8-KMaterial Agreements

HOME DEPOT, INC. 8-K Report, Material Agreement (Sep 14, 2005)

Filed September 14, 2005For Securities:HD

Summary

This 8-K filing from The Home Depot, Inc. (HD) on September 14, 2005, details the company's entry into a Separation Agreement and Release with its former Executive Vice President of Merchandising and Marketing, John H. Costello. This agreement outlines the terms of Mr. Costello's departure, including salary continuation, continued vesting of equity awards, a pro-rata bonus, and accelerated vesting of certain stock awards.
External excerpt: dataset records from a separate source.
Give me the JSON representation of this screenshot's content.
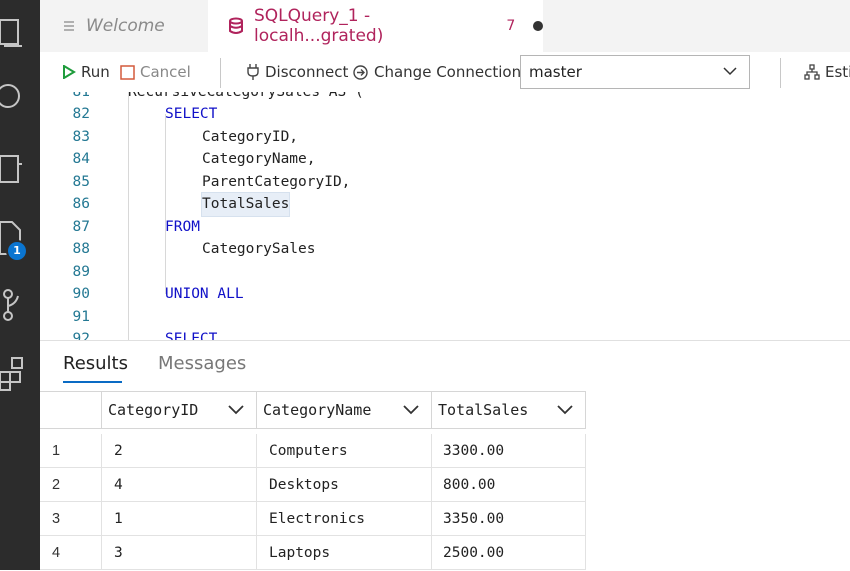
{
  "tabs": {
    "welcome": "Welcome",
    "query": {
      "title": "SQLQuery_1 - localh...grated)",
      "count": "7"
    }
  },
  "toolbar": {
    "run": "Run",
    "cancel": "Cancel",
    "disconnect": "Disconnect",
    "change_connection": "Change Connection",
    "database": "master",
    "estimate": "Esti"
  },
  "activity_bar": {
    "icons": [
      "explorer-icon",
      "search-icon",
      "notebooks-icon",
      "queries-icon",
      "source-control-icon",
      "extensions-icon"
    ],
    "badge": "1"
  },
  "editor": {
    "lines": [
      {
        "num": "81",
        "text": "RecursiveCategorySales AS ("
      },
      {
        "num": "82",
        "text": "SELECT"
      },
      {
        "num": "83",
        "text": "CategoryID,"
      },
      {
        "num": "84",
        "text": "CategoryName,"
      },
      {
        "num": "85",
        "text": "ParentCategoryID,"
      },
      {
        "num": "86",
        "text": "TotalSales"
      },
      {
        "num": "87",
        "text": "FROM"
      },
      {
        "num": "88",
        "text": "CategorySales"
      },
      {
        "num": "89",
        "text": ""
      },
      {
        "num": "90",
        "text": "UNION ALL"
      },
      {
        "num": "91",
        "text": ""
      },
      {
        "num": "92",
        "text": "SELECT"
      }
    ]
  },
  "results": {
    "tabs": [
      "Results",
      "Messages"
    ],
    "columns": [
      "CategoryID",
      "CategoryName",
      "TotalSales"
    ],
    "rows": [
      {
        "n": "1",
        "id": "2",
        "name": "Computers",
        "sales": "3300.00"
      },
      {
        "n": "2",
        "id": "4",
        "name": "Desktops",
        "sales": "800.00"
      },
      {
        "n": "3",
        "id": "1",
        "name": "Electronics",
        "sales": "3350.00"
      },
      {
        "n": "4",
        "id": "3",
        "name": "Laptops",
        "sales": "2500.00"
      }
    ]
  },
  "colors": {
    "accent": "#0a6bc4",
    "tab_text": "#b0235c",
    "keyword": "#1010c8",
    "line_number": "#237893",
    "run_icon": "#1f9c3c",
    "cancel_icon": "#d45a3c"
  }
}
The filing also confirms the termination of his prior employment agreements as a result of this new separation agreement. From an investor's perspective, this filing signifies a leadership change within a key functional area. While the details of the separation package are provided, the primary takeaway is the executive transition. Investors will want to monitor how the company addresses the vacancy and if there are any strategic implications arising from this change in personnel at the executive level.

Key Highlights

  • 1The Home Depot entered into a Separation Agreement & Release with former Executive Vice President — Merchandising and Marketing, John H. Costello, on September 8, 2005.
  • 2Mr. Costello will receive 24 months of salary continuation based on an annual rate of $725,000.
  • 3Continued vesting of outstanding equity awards is provided for a 36-month period post-termination, with extensions for awards eligible for retirement vesting.
  • 4A pro-rata portion of Mr. Costello's 2005 bonus payments will be paid in 2006.
  • 5Accelerated vesting of restricted stock and options granted upon his initial hire is included in the agreement.
  • 6The agreement includes customary provisions such as non-competition, non-solicitation, and confidentiality.
  • 7This Separation Agreement effectively terminates Mr. Costello's previous employment agreements.